Russland und Frankreich haben beim Gipfeltreffen ihre einstig unterkühlte Beziehungen aufgegeben, und sich für eine schnelle Lösung des Tschetschenien-Konflikts ausgesprochen.

Reuters PARIS. Russland und die Europäische Union (EU) haben sich am Montag bei ihrem Gipfeltreffen in Paris für eine politische Lösung des Tschetschenien-Konflikts ausgesprochen. Der französische Präsident Jacques Chirac sagte, erstmals seien sich beide Seiten über die Notwendigkeit einer politischen Beilegung einig gewesen. In einer nach Gipfelende veröffentlichten Erklärung heißt es, eine politische Lösung müsse die territoriale Unversehrtheit Russlands respektieren. Zudem wird "Terrorismus in jeglicher Form" verurteilt. Russland führt seit mehr als einem Jahr Krieg in Tschetschenien, das Teil der Russischen Föderation ist, sich seit 1991 aber als unabhängiger Staat betrachtet.

Putin sagte, sein Land sei zum Dialog mit allen Kräften in der Kaukasusrepublik bereit. Er schloss indes jeden Kontakt mit Personen aus, die hinter Gewalttaten steckten oder diese ausführten. Putin zufolge richtet sich der Tschetschenien- Feldzug des russischen Militär ausschließlich gegen islamistische Separatisten in der mehrheitlich von Moslems bewohnten Republik.

Das Gipfeltreffen dürfte Russland und Frankreich die Möglichkeit gegeben haben, ihre wegen des Tschetschenienkrieges zeitweilig unterkühlten Beziehungen zu verbessern. Nach seinem Amtsantritt im März hatte Putin beim Besuch in Westeuropa Frankreich ausgelassen. Frankreich hat die russische Tschetschenien-Politik wiederholt kritisiert. Derzeit hat Frankreich die EU-Ratspräsidentschaft inne.

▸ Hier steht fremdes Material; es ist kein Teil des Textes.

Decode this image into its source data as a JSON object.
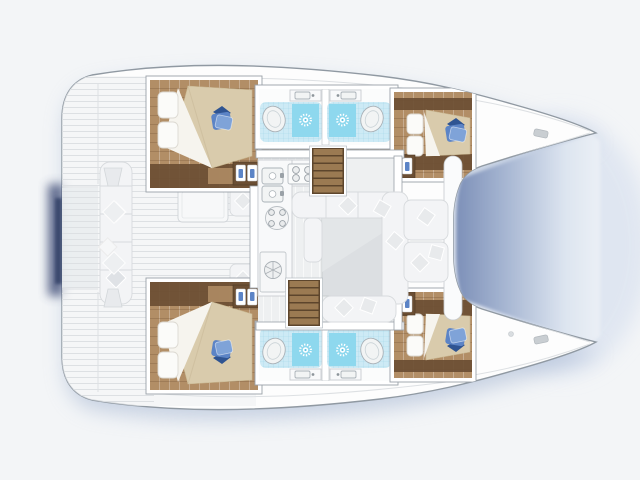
{
  "title": "Catamaran yacht interior floor plan, top view, bow to the right",
  "colors": {
    "bg": "#f3f5f7",
    "wash": "#dbe3f0",
    "shadow_blue": "#a9b9d4",
    "shadow_navy": "#3f4e77",
    "hull_fill": "#fdfdfd",
    "hull_stroke": "#9099a2",
    "deck_line": "#dde0e3",
    "wood_mid": "#b28e66",
    "wood_dark": "#6b4e33",
    "duvet": "#d9cbac",
    "sheet": "#f6f4ee",
    "pillow_white": "#fbfbf9",
    "pillow_blue_dark": "#2f5492",
    "pillow_blue_mid": "#5c84c6",
    "pillow_blue_light": "#7fa3d8",
    "tile_base": "#cdeaf5",
    "tile_line": "#a6d7e9",
    "tile_shower": "#8ed8ee",
    "shower_core": "#5fc3e2",
    "fixture_fill": "#f2f4f4",
    "fixture_stroke": "#aab2b8",
    "wall_stroke": "#9aa1a8",
    "salon_floor": "#eef0f1",
    "seat": "#f3f4f6",
    "seat_stroke": "#d7dadd",
    "pillow_gray": "#e8eaec",
    "table": "#dcdfe2",
    "counter_fill": "#f8f9fa",
    "counter_stroke": "#c9cdd1",
    "stair_tread": "#9b7a52",
    "stair_dark": "#5d452c",
    "water_deep": "#8093ba",
    "water_mid": "#aab9d4",
    "water_light": "#dde5f0",
    "water_pale": "#f1f4f8"
  },
  "labels": {
    "boat": "catamaran floor plan",
    "port_hull": "port hull: aft cabin, two bathrooms, forward cabin",
    "starboard_hull": "starboard hull: aft cabin, two bathrooms, forward cabin",
    "salon": "salon with galley and dining table",
    "galley": "galley: double sink, stove, round hob, fridge",
    "aft_cockpit": "aft cockpit with bench, pillows and table",
    "fwd_cockpit": "forward cockpit bench seats",
    "stairs": "companionway stairs to hull",
    "water": "water between the bows",
    "cabin": "double-bed cabin with blue pillow",
    "bathroom": "bathroom: toilet, shower, washbasin"
  },
  "legend": {
    "icons": [
      "shower-sun-icon",
      "toilet-icon",
      "washbasin-icon",
      "stove-burner-icon",
      "sink-icon",
      "fridge-hatch-icon",
      "stairs-icon",
      "bed-icon",
      "pillow-icon",
      "cleat-icon"
    ],
    "rooms": [
      {
        "name": "aft-cabin-port",
        "fixtures": [
          "double-bed",
          "blue-pillow",
          "wardrobe-cubby"
        ]
      },
      {
        "name": "bathroom-port-aft",
        "fixtures": [
          "toilet",
          "shower",
          "washbasin"
        ]
      },
      {
        "name": "bathroom-port-fwd",
        "fixtures": [
          "toilet",
          "shower",
          "washbasin"
        ]
      },
      {
        "name": "forward-cabin-port",
        "fixtures": [
          "double-bed",
          "blue-pillow",
          "wardrobe-cubby"
        ]
      },
      {
        "name": "aft-cabin-starboard",
        "fixtures": [
          "double-bed",
          "blue-pillow",
          "wardrobe-cubby"
        ]
      },
      {
        "name": "bathroom-starboard-aft",
        "fixtures": [
          "toilet",
          "shower",
          "washbasin"
        ]
      },
      {
        "name": "bathroom-starboard-fwd",
        "fixtures": [
          "toilet",
          "shower",
          "washbasin"
        ]
      },
      {
        "name": "forward-cabin-starboard",
        "fixtures": [
          "double-bed",
          "blue-pillow",
          "wardrobe-cubby"
        ]
      },
      {
        "name": "salon",
        "fixtures": [
          "galley-counter",
          "stove",
          "double-sink",
          "round-hob",
          "fridge",
          "dining-table",
          "sofa",
          "stairs-x2"
        ]
      },
      {
        "name": "aft-cockpit",
        "fixtures": [
          "bench",
          "table",
          "steps"
        ]
      },
      {
        "name": "forward-cockpit",
        "fixtures": [
          "bench-x2"
        ]
      }
    ]
  }
}
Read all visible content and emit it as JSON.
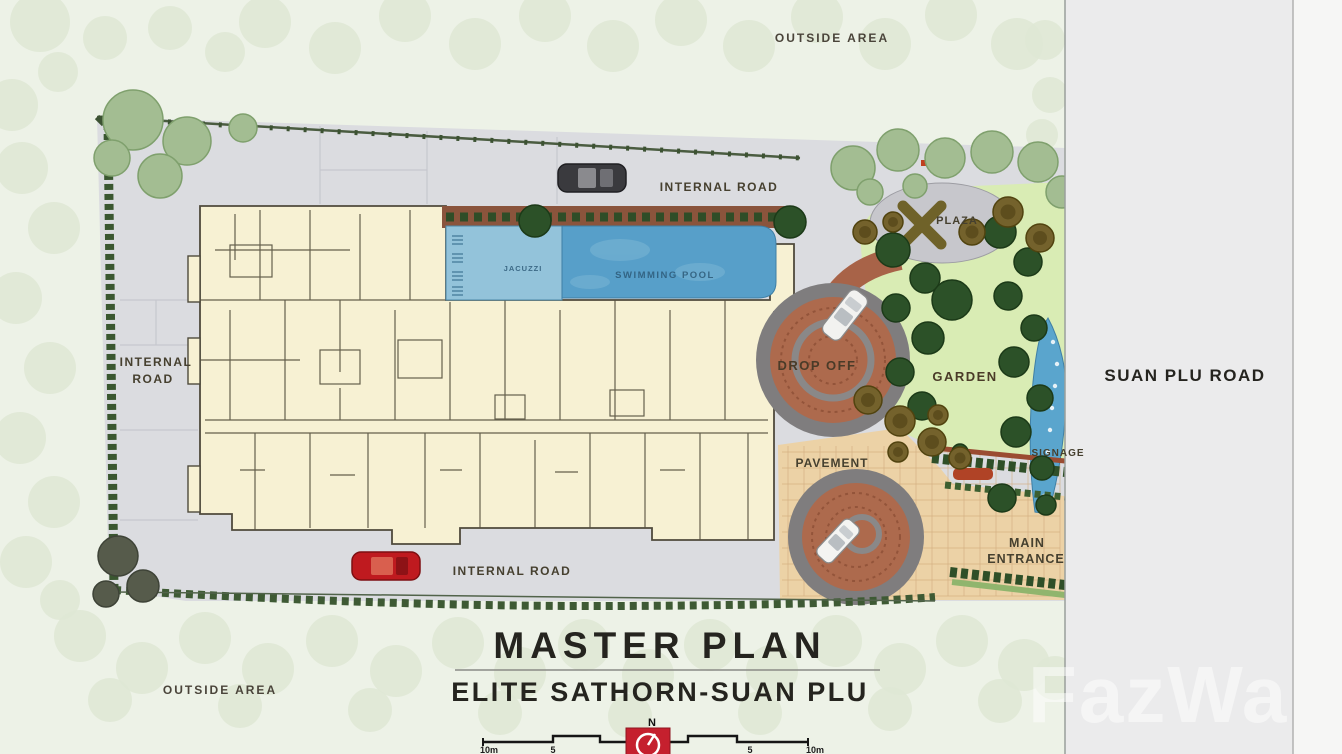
{
  "plan": {
    "title": "MASTER PLAN",
    "subtitle": "ELITE SATHORN-SUAN PLU",
    "watermark": "FazWa",
    "compass_north": "N",
    "scale_labels": [
      "10m",
      "5",
      "5",
      "10m"
    ]
  },
  "labels": {
    "outside_area_top": "OUTSIDE AREA",
    "outside_area_bottom": "OUTSIDE AREA",
    "internal_road_top": "INTERNAL ROAD",
    "internal_road_left_line1": "INTERNAL",
    "internal_road_left_line2": "ROAD",
    "internal_road_bottom": "INTERNAL ROAD",
    "suan_plu_road": "SUAN PLU ROAD",
    "plaza": "PLAZA",
    "garden": "GARDEN",
    "drop_off": "DROP OFF",
    "pavement": "PAVEMENT",
    "signage": "SIGNAGE",
    "main_entrance_line1": "MAIN",
    "main_entrance_line2": "ENTRANCE",
    "swimming_pool": "SWIMMING POOL",
    "jacuzzi": "JACUZZI"
  },
  "colors": {
    "background_green": "#edf2e7",
    "pale_tree": "#dfe8d5",
    "road_gray": "#dbdce0",
    "building_cream": "#f7f1d3",
    "building_wall": "#56503e",
    "pool_blue": "#579fc9",
    "pool_blue_light": "#93c3da",
    "garden_green": "#d9ecb4",
    "dark_tree": "#2c5128",
    "sage_tree": "#a3bd92",
    "olive_tree": "#74622c",
    "brick_dropoff": "#ad6a4d",
    "ring_gray": "#7f7d7e",
    "pavement_tan": "#ecd2a6",
    "hedge_green": "#2f4f28",
    "compass_red": "#c5202e",
    "label_brown": "#46402f",
    "suan_plu_white": "#ebebec"
  }
}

Der Chef der EU-Kommission, Romano Prodi, unterbreitete bei dem Gipfel Vorschläge für eine deutliche Steigerung von Energie- Exporten aus Russland in die EU in den kommenden beiden Jahrzehnten. Auf diese Weise soll in Westeuropa künftig Krisen vorgebeugt werden, wie sie jüngst durch den massiv gestiegenen Ölpreis entstanden waren. Prodi zufolge sollen im Gegenzug für die gesteigerten Energie-Exporte die ausländischen Investitionen in die russische Infrastruktur erhöht werden.